Some 27 percent said they had faith in Renzi, against 32 percent backing for Di Maio, who was picked to be the prime ministerial candidate for the anti-establishment 5-Star Movement in September, boosting his profile and standing.

In the last Ixe leadership survey in August, Gentiloni had an approval rating of 32 percent, Renzi was on 25 percent and Di Maio on 18 percent.

"People probably find Gentiloni's composure reassuring," Roberto Weber, who carried out the Ixe poll, told Rai Radio.

Matteo Salvini, the far-right leader of the Northern League party, had a rating of 27 percent, and Giorgia Meloni, head of the rightist Brothers of Italy party, was on 26 percent.

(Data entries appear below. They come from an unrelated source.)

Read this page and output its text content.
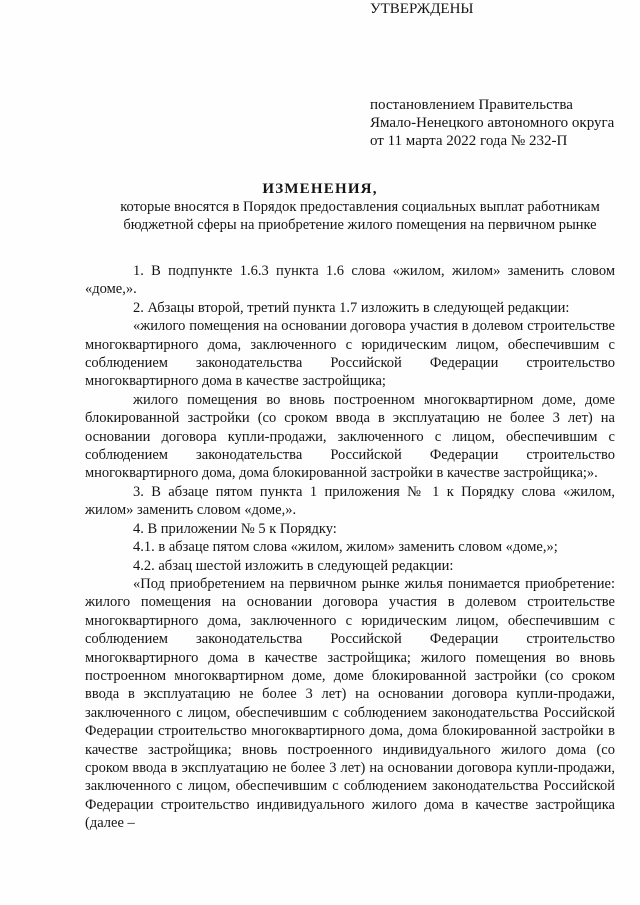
УТВЕРЖДЕНЫ
постановлением Правительства
Ямало-Ненецкого автономного округа
от 11 марта 2022 года № 232-П
ИЗМЕНЕНИЯ,
которые вносятся в Порядок предоставления социальных выплат работникам бюджетной сферы на приобретение жилого помещения на первичном рынке

1. В подпункте 1.6.3 пункта 1.6 слова «жилом, жилом» заменить словом «доме,».

2. Абзацы второй, третий пункта 1.7 изложить в следующей редакции:

«жилого помещения на основании договора участия в долевом строительстве многоквартирного дома, заключенного с юридическим лицом, обеспечившим с соблюдением законодательства Российской Федерации строительство многоквартирного дома в качестве застройщика;

жилого помещения во вновь построенном многоквартирном доме, доме блокированной застройки (со сроком ввода в эксплуатацию не более 3 лет) на основании договора купли-продажи, заключенного с лицом, обеспечившим с соблюдением законодательства Российской Федерации строительство многоквартирного дома, дома блокированной застройки в качестве застройщика;».

3. В абзаце пятом пункта 1 приложения № 1 к Порядку слова «жилом, жилом» заменить словом «доме,».

4. В приложении № 5 к Порядку:

4.1. в абзаце пятом слова «жилом, жилом» заменить словом «доме,»;

4.2. абзац шестой изложить в следующей редакции:

«Под приобретением на первичном рынке жилья понимается приобретение: жилого помещения на основании договора участия в долевом строительстве многоквартирного дома, заключенного с юридическим лицом, обеспечившим с соблюдением законодательства Российской Федерации строительство многоквартирного дома в качестве застройщика; жилого помещения во вновь построенном многоквартирном доме, доме блокированной застройки (со сроком ввода в эксплуатацию не более 3 лет) на основании договора купли-продажи, заключенного с лицом, обеспечившим с соблюдением законодательства Российской Федерации строительство многоквартирного дома, дома блокированной застройки в качестве застройщика; вновь построенного индивидуального жилого дома (со сроком ввода в эксплуатацию не более 3 лет) на основании договора купли-продажи, заключенного с лицом, обеспечившим с соблюдением законодательства Российской Федерации строительство индивидуального жилого дома в качестве застройщика (далее –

Their ally Silvio Berlusconi, who sees himself as the natural head of the centre-right bloc, was adrift on 21 percent.

In the previous survey, he and Meloni were both on 17 percent.

Opinion polls put the 5-Star and PD parties roughly neck-and-neck on around 27 percent, with the Northern League on 15 percent, Berlusconi's Forza Italia (Go Italy!) party on around 13 percent and Brothers of Italy on just under 4 percent.

A new electoral system voted into law last month is likely to produce a hung parliament at the forthcoming ballot, with no one party or coalition coming anywhere close to winning enough seats to govern alone.